However, some studies suggest that anti-IgA antibodies may not be as crucial to causing side effects as previously thought. Similarly, IgA-containing products do not always trigger anti-IgA antibodies. Notably, there have been several studies showing the safe use of IVIG for IgA deficiency, even in people with high levels of anti-IgA antibodies .
Subcutaneous IG (SCIG) or IVIG preparations with low amounts of IgA are ideal for IgA-deficient people, as they carry a lower risk of serious side effects. A 2017 review noted that SCIG or IVIG for IgA deficiency is usually safe . Furthermore, an old study described the paradoxical use of IgA-depleted IVIG or SCIG to treat IgA-deficient people .
Can You Receive IVIG for Other Conditions If You Have IgA Deficiency?
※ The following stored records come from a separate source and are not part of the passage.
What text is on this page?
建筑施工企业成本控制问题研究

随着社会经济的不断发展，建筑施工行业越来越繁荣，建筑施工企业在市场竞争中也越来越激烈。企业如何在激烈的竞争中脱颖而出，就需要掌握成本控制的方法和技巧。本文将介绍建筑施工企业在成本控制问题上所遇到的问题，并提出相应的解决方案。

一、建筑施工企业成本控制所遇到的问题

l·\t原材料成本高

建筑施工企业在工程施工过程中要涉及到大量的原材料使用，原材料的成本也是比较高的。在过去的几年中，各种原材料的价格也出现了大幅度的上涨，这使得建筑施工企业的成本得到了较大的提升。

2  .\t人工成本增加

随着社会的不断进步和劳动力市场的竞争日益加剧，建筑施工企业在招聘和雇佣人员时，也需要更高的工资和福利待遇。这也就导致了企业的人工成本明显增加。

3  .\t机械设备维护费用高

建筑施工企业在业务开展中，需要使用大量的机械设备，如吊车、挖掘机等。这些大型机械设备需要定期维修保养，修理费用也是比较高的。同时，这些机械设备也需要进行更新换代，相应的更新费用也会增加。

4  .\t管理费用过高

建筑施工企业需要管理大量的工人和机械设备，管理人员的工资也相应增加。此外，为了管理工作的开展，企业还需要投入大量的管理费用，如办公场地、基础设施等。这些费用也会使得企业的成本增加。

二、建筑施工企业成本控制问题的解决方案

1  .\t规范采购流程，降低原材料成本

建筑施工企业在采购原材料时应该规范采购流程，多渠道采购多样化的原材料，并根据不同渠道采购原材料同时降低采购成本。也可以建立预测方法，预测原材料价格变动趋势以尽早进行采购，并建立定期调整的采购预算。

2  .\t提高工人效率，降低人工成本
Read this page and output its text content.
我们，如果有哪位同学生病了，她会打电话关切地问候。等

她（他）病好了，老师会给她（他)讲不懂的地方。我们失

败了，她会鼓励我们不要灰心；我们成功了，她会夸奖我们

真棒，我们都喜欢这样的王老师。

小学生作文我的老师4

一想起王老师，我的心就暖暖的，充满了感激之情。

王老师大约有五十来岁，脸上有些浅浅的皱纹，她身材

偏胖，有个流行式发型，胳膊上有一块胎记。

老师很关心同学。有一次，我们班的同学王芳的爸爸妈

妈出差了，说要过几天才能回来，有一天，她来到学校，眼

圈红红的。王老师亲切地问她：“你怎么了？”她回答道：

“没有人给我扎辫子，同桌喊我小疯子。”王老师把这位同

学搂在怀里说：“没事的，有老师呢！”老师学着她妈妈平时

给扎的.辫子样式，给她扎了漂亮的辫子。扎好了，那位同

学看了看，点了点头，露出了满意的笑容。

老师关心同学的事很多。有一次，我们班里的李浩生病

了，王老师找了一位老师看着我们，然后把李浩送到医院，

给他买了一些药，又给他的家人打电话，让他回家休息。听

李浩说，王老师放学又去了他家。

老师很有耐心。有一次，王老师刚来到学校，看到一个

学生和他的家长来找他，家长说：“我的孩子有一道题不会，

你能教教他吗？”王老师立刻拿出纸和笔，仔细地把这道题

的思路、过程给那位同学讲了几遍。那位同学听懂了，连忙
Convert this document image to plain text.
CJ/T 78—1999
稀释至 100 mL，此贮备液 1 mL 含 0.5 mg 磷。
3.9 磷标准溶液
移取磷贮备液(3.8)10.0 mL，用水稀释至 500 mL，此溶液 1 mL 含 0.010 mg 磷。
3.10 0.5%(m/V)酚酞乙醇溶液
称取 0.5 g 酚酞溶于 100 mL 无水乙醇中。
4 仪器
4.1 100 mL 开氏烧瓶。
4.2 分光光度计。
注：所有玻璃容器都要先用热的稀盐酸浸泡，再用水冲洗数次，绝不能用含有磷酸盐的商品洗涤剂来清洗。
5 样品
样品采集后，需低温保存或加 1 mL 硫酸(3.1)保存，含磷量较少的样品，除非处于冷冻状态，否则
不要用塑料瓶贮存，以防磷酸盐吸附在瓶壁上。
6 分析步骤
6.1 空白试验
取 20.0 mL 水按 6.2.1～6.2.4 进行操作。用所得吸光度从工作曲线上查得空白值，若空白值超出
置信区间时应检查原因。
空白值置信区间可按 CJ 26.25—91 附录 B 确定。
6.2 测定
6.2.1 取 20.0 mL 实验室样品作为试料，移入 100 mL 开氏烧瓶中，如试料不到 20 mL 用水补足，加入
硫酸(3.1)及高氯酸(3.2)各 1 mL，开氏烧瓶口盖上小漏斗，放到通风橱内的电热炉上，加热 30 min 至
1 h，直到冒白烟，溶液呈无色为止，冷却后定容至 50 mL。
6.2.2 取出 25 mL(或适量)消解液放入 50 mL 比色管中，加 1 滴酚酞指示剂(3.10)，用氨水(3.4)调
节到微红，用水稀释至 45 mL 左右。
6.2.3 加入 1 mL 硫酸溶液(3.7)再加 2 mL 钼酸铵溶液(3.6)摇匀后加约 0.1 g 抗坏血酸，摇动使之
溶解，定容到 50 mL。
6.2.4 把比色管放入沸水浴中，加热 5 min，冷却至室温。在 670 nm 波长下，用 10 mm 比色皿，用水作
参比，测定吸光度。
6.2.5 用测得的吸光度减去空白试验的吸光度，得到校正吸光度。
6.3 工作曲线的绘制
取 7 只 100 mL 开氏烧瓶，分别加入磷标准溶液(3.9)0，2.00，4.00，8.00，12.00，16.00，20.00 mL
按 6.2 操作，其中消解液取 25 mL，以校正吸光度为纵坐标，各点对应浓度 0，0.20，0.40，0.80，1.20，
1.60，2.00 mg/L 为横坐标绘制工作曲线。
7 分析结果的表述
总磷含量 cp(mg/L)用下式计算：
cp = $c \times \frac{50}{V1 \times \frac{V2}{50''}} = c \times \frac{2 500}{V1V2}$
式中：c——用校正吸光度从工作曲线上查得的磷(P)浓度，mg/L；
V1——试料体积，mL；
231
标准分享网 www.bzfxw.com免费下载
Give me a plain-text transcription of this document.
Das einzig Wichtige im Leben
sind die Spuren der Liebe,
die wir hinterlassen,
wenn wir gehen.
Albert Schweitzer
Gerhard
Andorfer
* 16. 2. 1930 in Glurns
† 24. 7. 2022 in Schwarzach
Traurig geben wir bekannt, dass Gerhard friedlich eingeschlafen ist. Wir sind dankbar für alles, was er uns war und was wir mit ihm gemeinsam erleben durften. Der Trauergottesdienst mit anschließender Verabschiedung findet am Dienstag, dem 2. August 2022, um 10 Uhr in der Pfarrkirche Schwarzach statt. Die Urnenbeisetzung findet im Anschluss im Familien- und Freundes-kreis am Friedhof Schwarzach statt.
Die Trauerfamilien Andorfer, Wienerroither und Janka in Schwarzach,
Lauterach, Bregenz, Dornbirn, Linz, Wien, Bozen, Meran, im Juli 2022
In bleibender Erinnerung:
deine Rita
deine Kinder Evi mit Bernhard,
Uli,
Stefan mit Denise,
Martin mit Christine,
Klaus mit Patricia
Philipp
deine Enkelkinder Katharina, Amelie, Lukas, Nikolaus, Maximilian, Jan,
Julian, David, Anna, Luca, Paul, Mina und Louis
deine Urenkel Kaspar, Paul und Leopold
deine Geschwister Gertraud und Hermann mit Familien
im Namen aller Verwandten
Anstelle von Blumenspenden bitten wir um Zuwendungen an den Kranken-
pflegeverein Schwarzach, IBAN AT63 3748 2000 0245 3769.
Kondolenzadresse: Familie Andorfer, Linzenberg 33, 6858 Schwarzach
It might be possible for you to receive IVIG (even if you are IgA-deficient) for other conditions. Because IVIG is a life-saving therapy, it shouldn’t be withheld in IgA-deficient people solely because of the potential risk of serious side effects .
When using IVIG for IgA deficiency or other immunodeficiencies, it is best to:
- Use a product with low IgA
- Switch to SCIG if IVIG causes significant problems
- Use IVIG premedications to counteract possible reactions
- Use caution during and after treatment
What About Contraindications on the Label?
IVIG products generally list IgA deficiency as a contraindication, meaning the product can’t be used. However, contraindications for IVIG products are considered to be relative contraindications  and not absolute contraindications. This means IVIG for IgA deficiency may be acceptable to use if the benefits of using the medication are greater than the risks.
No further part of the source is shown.